Governance in the digital age
The concept of digitalisation stems from the need to be disruptive, competitive, running lean and maximising on return on investment in financial quantitative terms or in intangible value of investment. Digitalisation is the fabric that interlaces collaboration and interaction of different business sectors, departments, organisations corporates, people, technology and services. This allows diversified technology services and activities to be availed and consumed as digital services.
So said Matimba Simango, an IT governance officer at PPC Cement. Simango will also be one of the speakers at the upcoming ITWeb Governance, Risk and Compliance conference in February next year. This event is themed "Governance in the digital age" and is aimed at helping GRC practitioners cope with the risks that come with digitisation.
"The scope of digitalisation is big, thus it is of paramount importance that governance, risk and compliance (GRC) practitioners do not lose control and focus on managing digitisation.
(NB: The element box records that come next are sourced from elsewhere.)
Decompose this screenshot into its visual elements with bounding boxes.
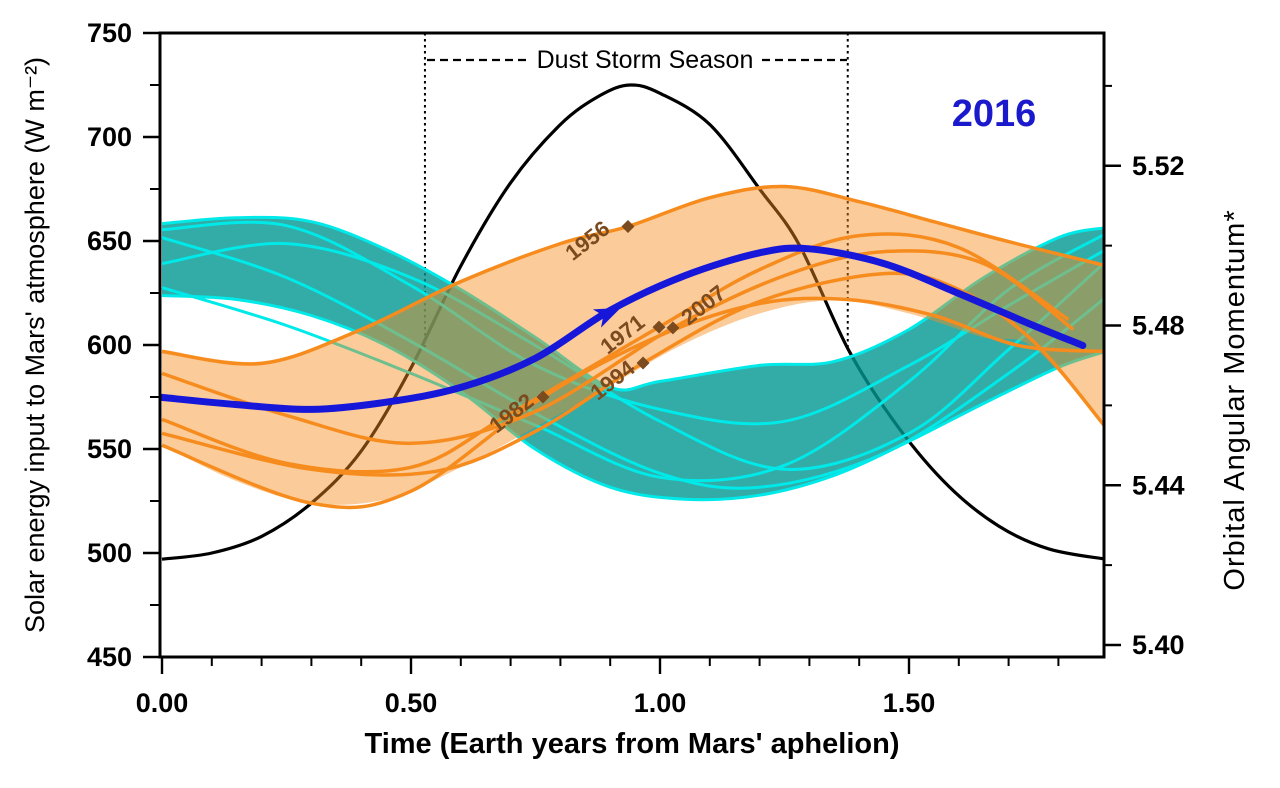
curve-2016-layer: [160, 244, 1087, 413]
y-left-tick-label: 750: [87, 18, 132, 48]
dust-storm-year-curve-1982: [161, 296, 1104, 510]
non-storm-band-bottom-edge: [161, 294, 1104, 502]
curve-2016-direction-arrow: [592, 307, 621, 328]
y-left-tick-label: 500: [87, 538, 132, 568]
x-tick-label: 0.50: [385, 688, 438, 718]
non-storm-band-top-edge: [161, 215, 1104, 392]
non-storm-curve-3: [161, 232, 1104, 483]
y-right-axis-title: Orbital Angular Momentum*: [1219, 209, 1251, 590]
year-marker-diamond-1994: [636, 356, 650, 370]
y-right-tick-label: 5.48: [1132, 311, 1185, 341]
non-storm-years-band-fill: [162, 217, 1104, 500]
year-marker-diamond-1982: [536, 390, 550, 404]
y-left-axis-title: Solar energy input to Mars' atmosphere (…: [20, 57, 50, 633]
dust-storm-years-band-fill: [162, 185, 1104, 505]
axes-layer: 0.00 0.50 1.00 1.50 750 700 650 600 550 500 450 5.5…: [87, 18, 1185, 718]
x-tick-label: 1.50: [883, 688, 936, 718]
year-marker-diamond-1971: [652, 320, 666, 334]
x-tick-label: 1.00: [634, 688, 687, 718]
y-left-tick-label: 700: [87, 122, 132, 152]
dust-storm-year-curve-1956: [161, 184, 1104, 366]
dust-storm-year-curve-1971: [161, 232, 1070, 474]
x-tick-label: 0.00: [136, 688, 189, 718]
non-storm-curve-2: [161, 241, 1104, 471]
y-right-tick-label: 5.40: [1132, 630, 1185, 660]
y-left-tick-label: 450: [87, 642, 132, 672]
year-marker-diamond-1956: [621, 219, 635, 233]
y-right-tick-label: 5.44: [1132, 470, 1185, 500]
solar-energy-input-curve: [161, 83, 1104, 561]
background-curves-layer: [161, 33, 1104, 561]
dust-storm-season-label: Dust Storm Season: [537, 46, 754, 74]
year-marker-diamond-2007: [666, 321, 680, 335]
curve-2016: [160, 244, 1087, 413]
dust-storm-years-band-layer: [161, 184, 1104, 510]
non-storm-curve-1: [161, 236, 1104, 490]
y-left-tick-label: 650: [87, 226, 132, 256]
y-left-tick-label: 600: [87, 330, 132, 360]
x-axis-title: Time (Earth years from Mars' aphelion): [365, 728, 900, 760]
y-right-tick-label: 5.52: [1132, 151, 1185, 181]
current-year-label: 2016: [952, 93, 1037, 135]
y-left-tick-label: 550: [87, 434, 132, 464]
GRC efforts must be congruent and in sync with the pace and velocity at which digitisation is progressing. The focus must be channelled to managing the inherent cyber and related technology risks in cognisance of the exponential growth in the consumerisation of digital services. This is easier said than done..." said Simango.
GRC practitioners should be creative and intuitive in collating a variety of frameworks, principles and standards to create policies and related instruments to manage digitalisation, he continued.
"They must assess current regulatory laws, including those in development. This means that GRC practitioners should engage with each other as professionals, they must also engage with GRC technical bodies and organisations to formulate relevant policy instruments. This sets an environment in which GRC practitioners are aware of technology trends and control mechanisms that they must put in place to effectively manage the space in which they function and operate.
"This creates proactive initiatives to ensure that the outputs of digitalisation services and technology support improve and grow businesses," he explained.
"GRC practitioners must be in a position to take up digitisation services and technologies. At the same time, they must make sure they support the business strategy by ensuring that these services and technologies do not expose organisations and the business entities they operate in to risk. As difficult as it is with the current trends in cyber risk and exposure, GRC practitioners should not be inhibitors in the adoption of digitalisation," said Simango.
GRC practitioners must diligently look at reviewing IT-to-business strategy alignment through engaging in policy reviews, assessing regulatory laws for input to governance processes, and also spending time with various stakeholders within the entities in which they work, he pointed out.
"This will ensure that they understand first hand on how digitalisation is being adopted into business process," he concluded.